El fondo es oscuro y uniforme, lo que concentra la atención en la figura principal. A la derecha de la mujer se aprecia una mesa cubierta con un mantel dorado, sobre la cual reposan varios libros encuadernados en piel roja. La presencia de estos volúmenes sugiere erudición e inteligencia, atributos deseables para una reina o noble dama. El suelo está cubierto por un tapiz con motivos florales, que añade otra capa de riqueza y sofisticación a la escena.
La iluminación es suave y difusa, creando sombras sutiles que modelan el rostro y las ropas de la retratada. La luz resalta los detalles del encaje y los adornos, acentuando su valor material. El uso de colores fríos – azules, blancos y plateados – contrasta con el fondo oscuro, lo que contribuye a crear una atmósfera de solemnidad y elegancia.

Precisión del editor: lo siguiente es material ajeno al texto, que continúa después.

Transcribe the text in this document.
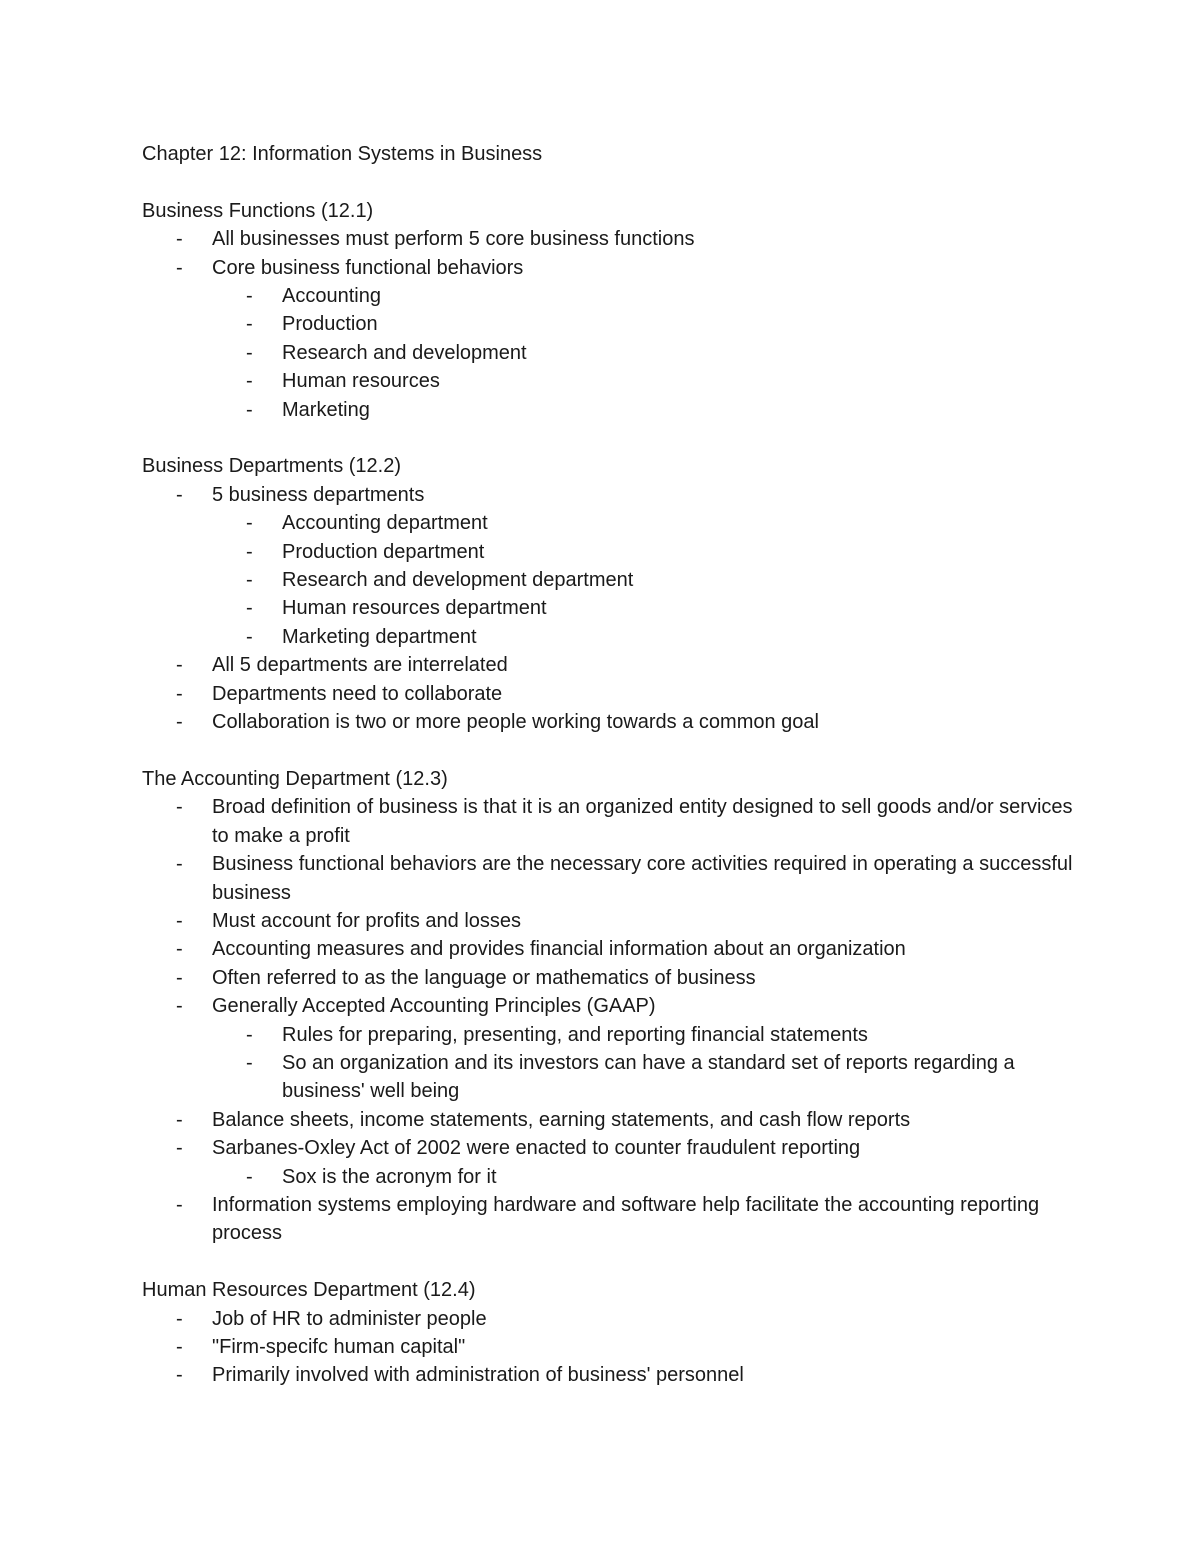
Chapter 12: Information Systems in Business

Business Functions (12.1)

- All businesses must perform 5 core business functions
- Core business functional behaviors
- Accounting
- Production
- Research and development
- Human resources
- Marketing

Business Departments (12.2)

- 5 business departments
- Accounting department
- Production department
- Research and development department
- Human resources department
- Marketing department
- All 5 departments are interrelated
- Departments need to collaborate
- Collaboration is two or more people working towards a common goal

The Accounting Department (12.3)

- Broad definition of business is that it is an organized entity designed to sell goods and/or services to make a profit
- Business functional behaviors are the necessary core activities required in operating a successful business
- Must account for profits and losses
- Accounting measures and provides financial information about an organization
- Often referred to as the language or mathematics of business
- Generally Accepted Accounting Principles (GAAP)
- Rules for preparing, presenting, and reporting financial statements
- So an organization and its investors can have a standard set of reports regarding a business' well being
- Balance sheets, income statements, earning statements, and cash flow reports
- Sarbanes-Oxley Act of 2002 were enacted to counter fraudulent reporting
- Sox is the acronym for it
- Information systems employing hardware and software help facilitate the accounting reporting process

Human Resources Department (12.4)

- Job of HR to administer people
- "Firm-specifc human capital"
- Primarily involved with administration of business' personnel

Más allá de la representación literal, esta pintura transmite un mensaje sobre poder, estatus y virtud. La postura erguida, la mirada firme y la vestimenta lujosa son símbolos de autoridad y nobleza. La inclusión de los libros sugiere una conexión con el conocimiento y la cultura, reforzando su imagen como una figura ilustrada y respetada. El conjunto evoca un ideal de feminidad aristocrática: una mujer culta, virtuosa y consciente de su papel en la sociedad. La composición, cuidadosamente equilibrada y formal, refuerza la impresión de control y estabilidad que se pretende transmitir.